Lesson 4 In-Class Discussion

It’s exactly the same intuition as using a pre-trained imagenet model to improve an image classifier. Word vectors, however, are the result of just the first layer of a model (effectively).

1 Like

Thanks Jeremy. Am currently working on negative reviews classifier problem without having a large dataset to train with.

Going by that intuition, instead of pre-training a “predict the next word” model and later connecting a classifier to it - would it better if I were to build a text classifier based on a big dataset (like ones from Project Detox, since the text and problem is more relevant), and connecting that to another text classifier (which will be trained on my small dataset)?

Yes that might be better - or better still, pre-train a language model, then fine tune that on Project Detox et al, then fine tune on your dataset.

1 Like

Just noting that the ACL IBDM file linked in the notebook (http://files.fast.ai/data/aclImdb.tgz) isn’t actually a .tgz file - it’s just a straight .tar

I noticed this too. I used the command

$ tar -xvf aclImdb.tgz

to unzip it in case anyone has trouble.

You’ll also need to create a “models” sub directory in the data/aclImdb/ directory

What’s the best way to save and reload the prepared and tokenized LanguageModelData (because it’s pretty slow)?

I see:

pickle.dump(TEXT, open(f'{PATH}models/TEXT.pkl','wb'))

but I can’t see how to reload that into the LanguageModelData, My first thought was to pickle LanguageModelData itself, but that is a generator.

load_model = pickle.load(open(filename, 'rb'))

No, that doesn’t work:

My first thought was to pickle LanguageModelData itself, but that is a generator.

To expand on that a bit - you can’t pickle generators, unless I’m missing something:

pickle.dump(md, open(f'{PATH}models/lang_model.pkl','wb'))

gives:

TypeError: can't pickle generator objects

I think the part that takes up time is the model builds a vocab field onto TEXT, and this takes a while because the corpus has to be parsed through each time. I looked at the source, and it should skip this step if you pass in a TEXT object that already has the vocab populated, but when I tested this hypothesis it still took forever to build the darn model. So I’m not sure…

I only just added that check FYI, and it’s not well tested.

What are the likely GPU memory requirements of using bptt of 70 in the lesson4-imdb notebook? I’m running out of memory on my 8GB gtx 1070 and wondered what the most effective way fo reducing the memory requirements are - reduce bqtt or reduce bs?

Any thoughts?

al3xsh

I’m successfully using bs=32 and bqtt=70 on a 8GB 1070

I get:

RuntimeError: cuda runtime error (2) : out of memory at /opt/conda/conda-bld/pytorch_1512387374934/work/torch/lib/THC/generic/THCStorage.cu:58

when training the model with learner.fit(3e-3, 4, wds=1e-6, cycle_len=1, cycle_mult=2).

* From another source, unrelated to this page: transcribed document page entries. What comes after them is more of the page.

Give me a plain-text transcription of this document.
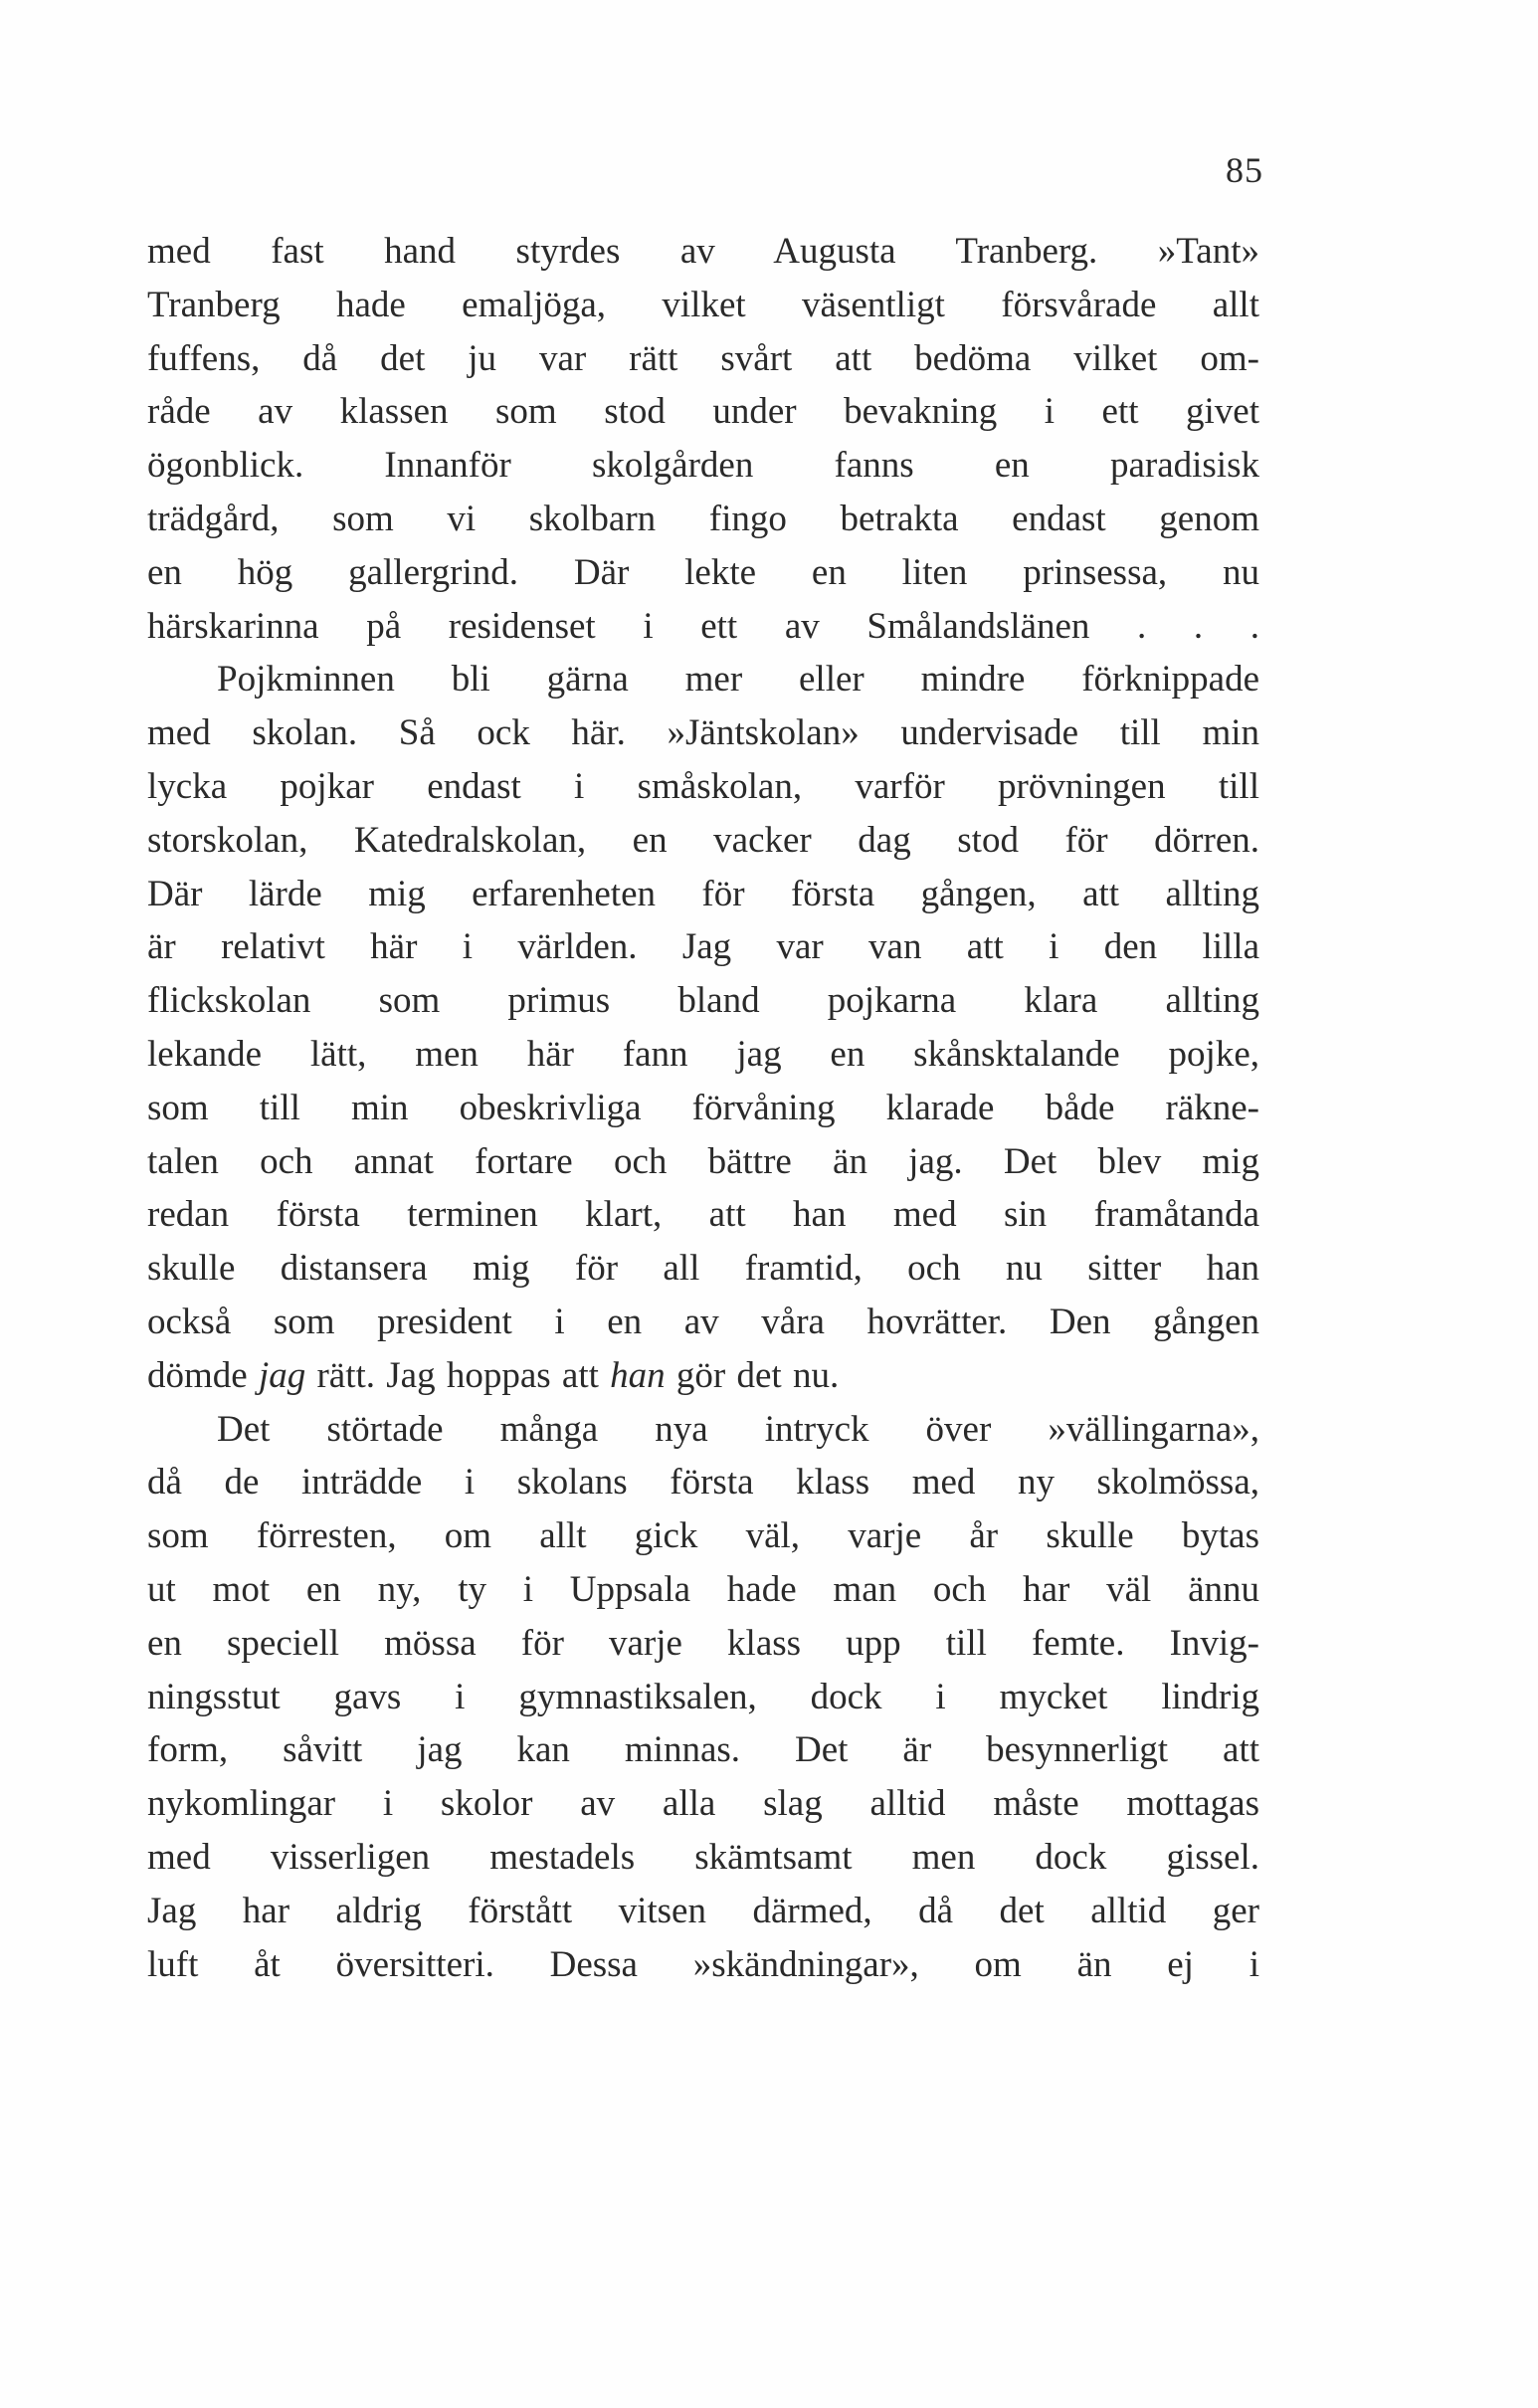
85
med fast hand styrdes av Augusta Tranberg. »Tant»
Tranberg hade emaljöga, vilket väsentligt försvårade allt
fuffens, då det ju var rätt svårt att bedöma vilket om-
råde av klassen som stod under bevakning i ett givet
ögonblick. Innanför skolgården fanns en paradisisk
trädgård, som vi skolbarn fingo betrakta endast genom
en hög gallergrind. Där lekte en liten prinsessa, nu
härskarinna på residenset i ett av Smålandslänen . . .
Pojkminnen bli gärna mer eller mindre förknippade
med skolan. Så ock här. »Jäntskolan» undervisade till min
lycka pojkar endast i småskolan, varför prövningen till
storskolan, Katedralskolan, en vacker dag stod för dörren.
Där lärde mig erfarenheten för första gången, att allting
är relativt här i världen. Jag var van att i den lilla
flickskolan som primus bland pojkarna klara allting
lekande lätt, men här fann jag en skånsktalande pojke,
som till min obeskrivliga förvåning klarade både räkne-
talen och annat fortare och bättre än jag. Det blev mig
redan första terminen klart, att han med sin framåtanda
skulle distansera mig för all framtid, och nu sitter han
också som president i en av våra hovrätter. Den gången
dömde jag rätt. Jag hoppas att han gör det nu.
Det störtade många nya intryck över »vällingarna»,
då de inträdde i skolans första klass med ny skolmössa,
som förresten, om allt gick väl, varje år skulle bytas
ut mot en ny, ty i Uppsala hade man och har väl ännu
en speciell mössa för varje klass upp till femte. Invig-
ningsstut gavs i gymnastiksalen, dock i mycket lindrig
form, såvitt jag kan minnas. Det är besynnerligt att
nykomlingar i skolor av alla slag alltid måste mottagas
med visserligen mestadels skämtsamt men dock gissel.
Jag har aldrig förstått vitsen därmed, då det alltid ger
luft åt översitteri. Dessa »skändningar», om än ej i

However, the graphics card is rendering X as well as training the LanguageModel so that means some of the memory (approx 350-450MiB) is taken up with that too. Having tracked memory usage through nvidia-smi, there is not much headroom on the 8GB of memory.

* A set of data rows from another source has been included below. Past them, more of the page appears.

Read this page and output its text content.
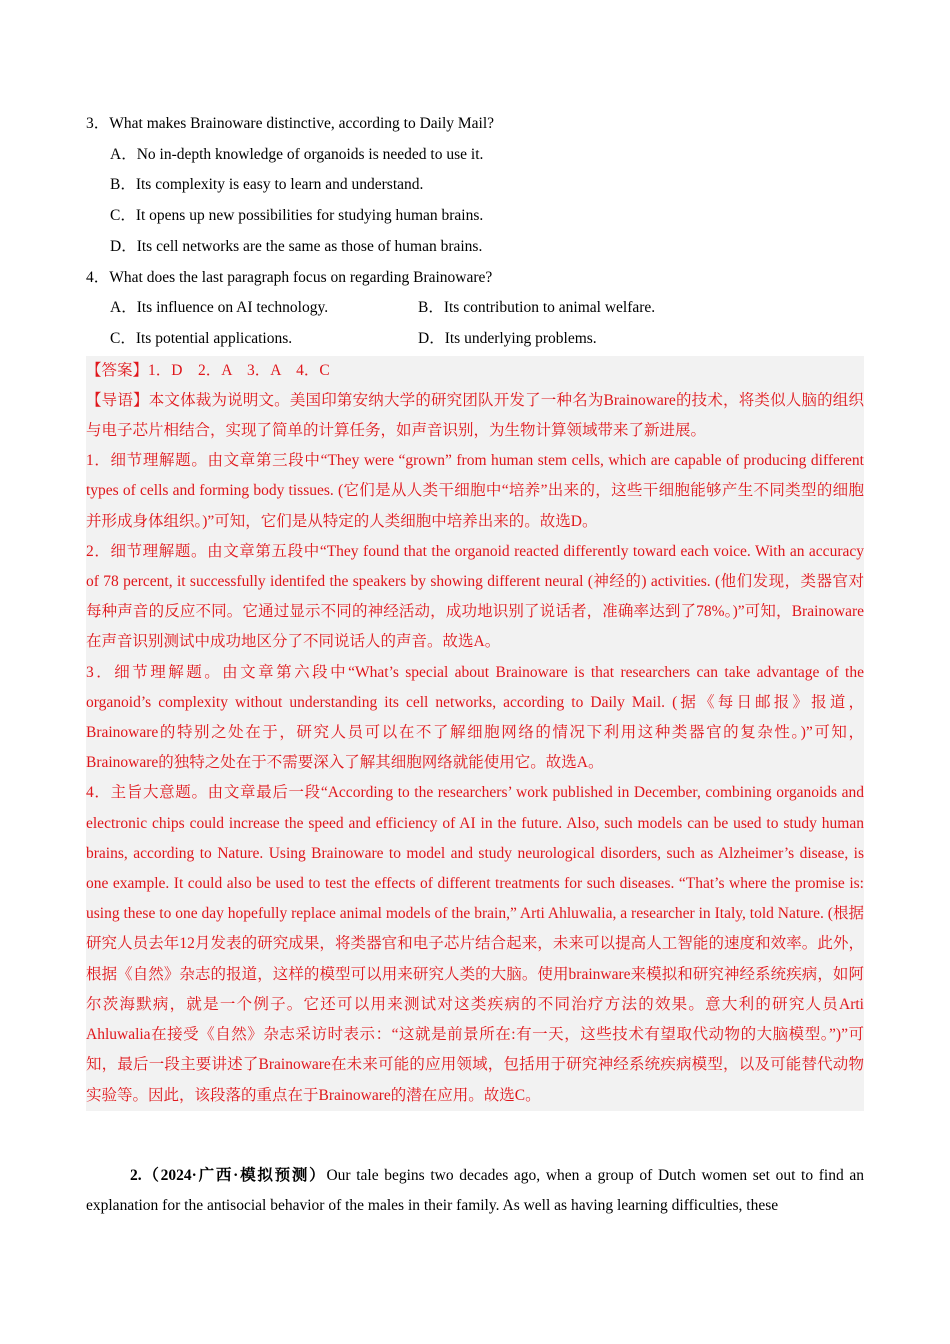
3．What makes Brainoware distinctive, according to Daily Mail?
A．No in-depth knowledge of organoids is needed to use it.
B．Its complexity is easy to learn and understand.
C．It opens up new possibilities for studying human brains.
D．Its cell networks are the same as those of human brains.
4．What does the last paragraph focus on regarding Brainoware?
A．Its influence on AI technology.	B．Its contribution to animal welfare.
C．Its potential applications.	D．Its underlying problems.

【答案】1．D　2．A　3．A　4．C

【导语】本文体裁为说明文。美国印第安纳大学的研究团队开发了一种名为Brainoware的技术，将类似人脑的组织与电子芯片相结合，实现了简单的计算任务，如声音识别，为生物计算领域带来了新进展。

1．细节理解题。由文章第三段中“They were “grown” from human stem cells, which are capable of producing different types of cells and forming body tissues. (它们是从人类干细胞中“培养”出来的，这些干细胞能够产生不同类型的细胞并形成身体组织。)”可知，它们是从特定的人类细胞中培养出来的。故选D。

2．细节理解题。由文章第五段中“They found that the organoid reacted differently toward each voice. With an accuracy of 78 percent, it successfully identifed the speakers by showing different neural (神经的) activities. (他们发现，类器官对每种声音的反应不同。它通过显示不同的神经活动，成功地识别了说话者，准确率达到了78%。)”可知，Brainoware在声音识别测试中成功地区分了不同说话人的声音。故选A。

3．细节理解题。由文章第六段中“What’s special about Brainoware is that researchers can take advantage of the organoid’s complexity without understanding its cell networks, according to Daily Mail. (据《每日邮报》报道，Brainoware的特别之处在于，研究人员可以在不了解细胞网络的情况下利用这种类器官的复杂性。)”可知，Brainoware的独特之处在于不需要深入了解其细胞网络就能使用它。故选A。

4．主旨大意题。由文章最后一段“According to the researchers’ work published in December, combining organoids and electronic chips could increase the speed and efficiency of AI in the future. Also, such models can be used to study human brains, according to Nature. Using Brainoware to model and study neurological disorders, such as Alzheimer’s disease, is one example. It could also be used to test the effects of different treatments for such diseases. “That’s where the promise is: using these to one day hopefully replace animal models of the brain,” Arti Ahluwalia, a researcher in Italy, told Nature. (根据研究人员去年12月发表的研究成果，将类器官和电子芯片结合起来，未来可以提高人工智能的速度和效率。此外，根据《自然》杂志的报道，这样的模型可以用来研究人类的大脑。使用brainware来模拟和研究神经系统疾病，如阿尔茨海默病，就是一个例子。它还可以用来测试对这类疾病的不同治疗方法的效果。意大利的研究人员Arti Ahluwalia在接受《自然》杂志采访时表示：“这就是前景所在:有一天，这些技术有望取代动物的大脑模型。”)”可知，最后一段主要讲述了Brainoware在未来可能的应用领域，包括用于研究神经系统疾病模型，以及可能替代动物实验等。因此，该段落的重点在于Brainoware的潜在应用。故选C。

2.（2024·广西·模拟预测）Our tale begins two decades ago, when a group of Dutch women set out to find an explanation for the antisocial behavior of the males in their family. As well as having learning difficulties, these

I think part of the problem might also be that, as Jeremy discusses in the video, the bptt = 70 parameter is not 100% fixed so the batch size can vary somewhat.

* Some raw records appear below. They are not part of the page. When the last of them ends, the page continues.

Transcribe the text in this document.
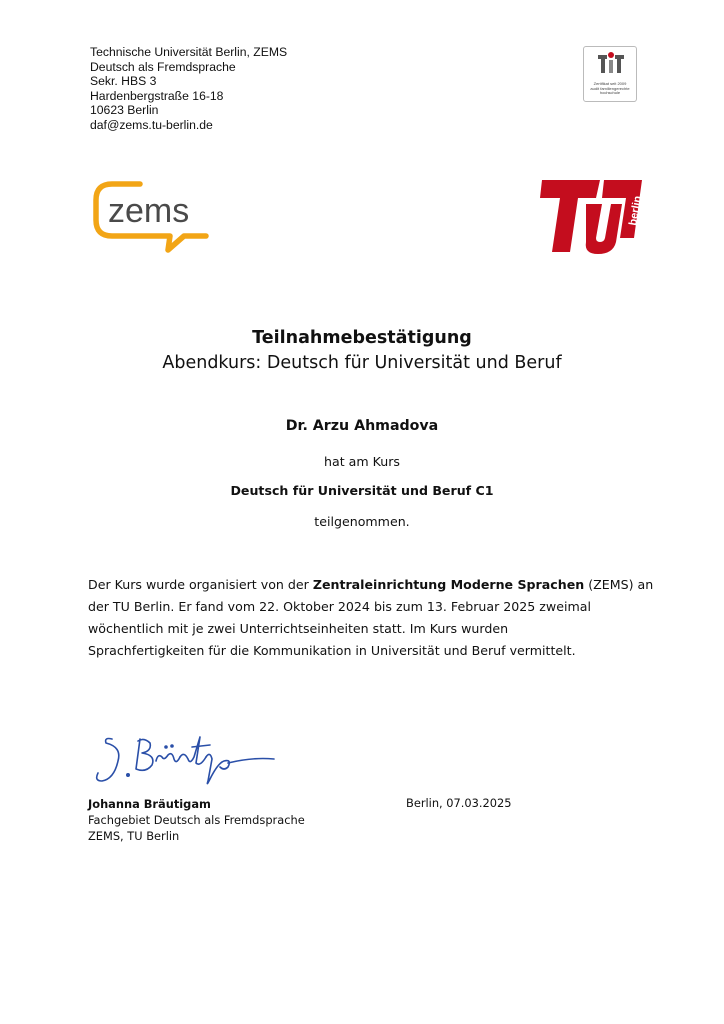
Technische Universität Berlin, ZEMS
Deutsch als Fremdsprache
Sekr. HBS 3
Hardenbergstraße 16-18
10623 Berlin
daf@zems.tu-berlin.de
Zertifikat seit 2009
audit familiengerechte
hochschule
zems	berlin
Teilnahmebestätigung
Abendkurs: Deutsch für Universität und Beruf
Dr. Arzu Ahmadova
hat am Kurs
Deutsch für Universität und Beruf C1
teilgenommen.
Der Kurs wurde organisiert von der Zentraleinrichtung Moderne Sprachen (ZEMS) an
der TU Berlin. Er fand vom 22. Oktober 2024 bis zum 13. Februar 2025 zweimal
wöchentlich mit je zwei Unterrichtseinheiten statt. Im Kurs wurden
Sprachfertigkeiten für die Kommunikation in Universität und Beruf vermittelt.
Johanna Bräutigam
Fachgebiet Deutsch als Fremdsprache
ZEMS, TU Berlin
Berlin, 07.03.2025
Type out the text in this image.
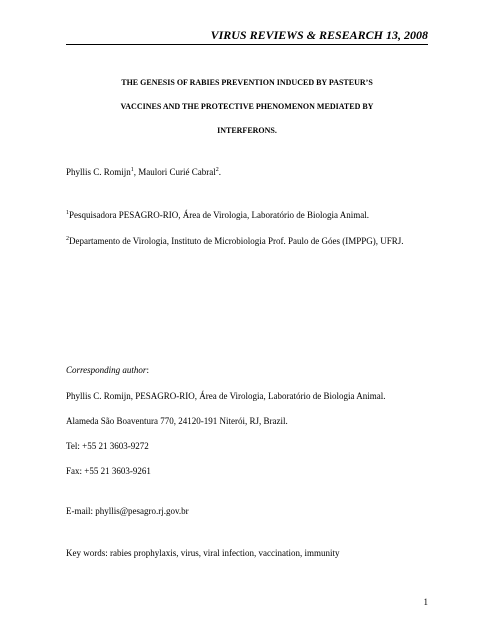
VIRUS REVIEWS & RESEARCH 13, 2008
THE GENESIS OF RABIES PREVENTION INDUCED BY PASTEUR’S
VACCINES AND THE PROTECTIVE PHENOMENON MEDIATED BY
INTERFERONS.
Phyllis C. Romijn$^1$, Maulori Curié Cabral$^2$.
$^1$Pesquisadora PESAGRO-RIO, Área de Virologia, Laboratório de Biologia Animal.
$^2$Departamento de Virologia, Instituto de Microbiologia Prof. Paulo de Góes (IMPPG), UFRJ.
Corresponding author:
Phyllis C. Romijn, PESAGRO-RIO, Área de Virologia, Laboratório de Biologia Animal.
Alameda São Boaventura 770, 24120-191 Niterói, RJ, Brazil.
Tel: +55 21 3603-9272
Fax: +55 21 3603-9261
E-mail: phyllis@pesagro.rj.gov.br
Key words: rabies prophylaxis, virus, viral infection, vaccination, immunity
1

I’ll try using bptt of 65 and seeing if that improves things …

Cheers,

al3xsh

1 Like

Are there any resources for explaining when/how to use signal values for missing values for deep learning models?

Yes the machine learning course covers those ideas reasonably well.

1 Like

Ah great… Looking forward to going through those materials as well… Thanks!

Hi!
I get a similar error:

RuntimeError: cuda runtime error (30) : unknown error at /opt/conda/conda-bld/pytorch_1512387374934/work/torch/lib/THC/THCGeneral.c:70

even though I use only bptt=50 and have made a smaller dataset (200 files in the training set and 100 files in the testing set). Could you please tell me if you solved your problem? I use the conda environment which was provided by the course in January and my version of pytorch in this environment is 0.3.0.

And if anyone else has a suggestion, I would be glad to read it.

Thanks in advance.

EDIT: I turned down my computer and started again, and this time the error didn’t occur. I imagine that my GPU (because I run things locally) had reached its limit but that when I rebooted my computer the GPU was fresh again, and having less applications to run at the same time, it could perform the task. This being said, these issues of GPU capacity are way above my head. Does anyone has a simple tutorial to learn how to manage these issues?

1 Like

At a later part of the notebook, for the commands:
IMDB_LABEL = data.Field(sequential=False)
splits = torchtext.datasets.IMDB.splits(TEXT, IMDB_LABEL, ‘data/’)
it seems to want to download a aclImdb_v1.tar.gz.

I just renamed the aclImdb.tgz to aclImdb_v1.tar.gz within the ./data/ folder, and it seems to work fine, without having to re-download anything.

Note that when I googled aclImdb_v1.tar.gz, I found this file, which does not seem to be the right file to use…! Maybe it is just a different / outdated file for a previous version of the example? This Stanford file was breaking the following commands:
t = splits[0].examples[0]
t.label, ’ '.join(t.text[:16])

Thanks.

I’m getting an error in kaggle kernels and colab saying that there’s no module named fastai.learner, and the error is also triggered by those lines :

from fastai.rnn_reg import *
from fastai.rnn_train import *
from fastai.nlp import *
from fastai.lm_rnn import *

And since you can’t add a custom package in kaggle kernels while the GPU is on, I tried installing the fast ai package from the github link in colab, but to no avail.
Any help would be appreciated!!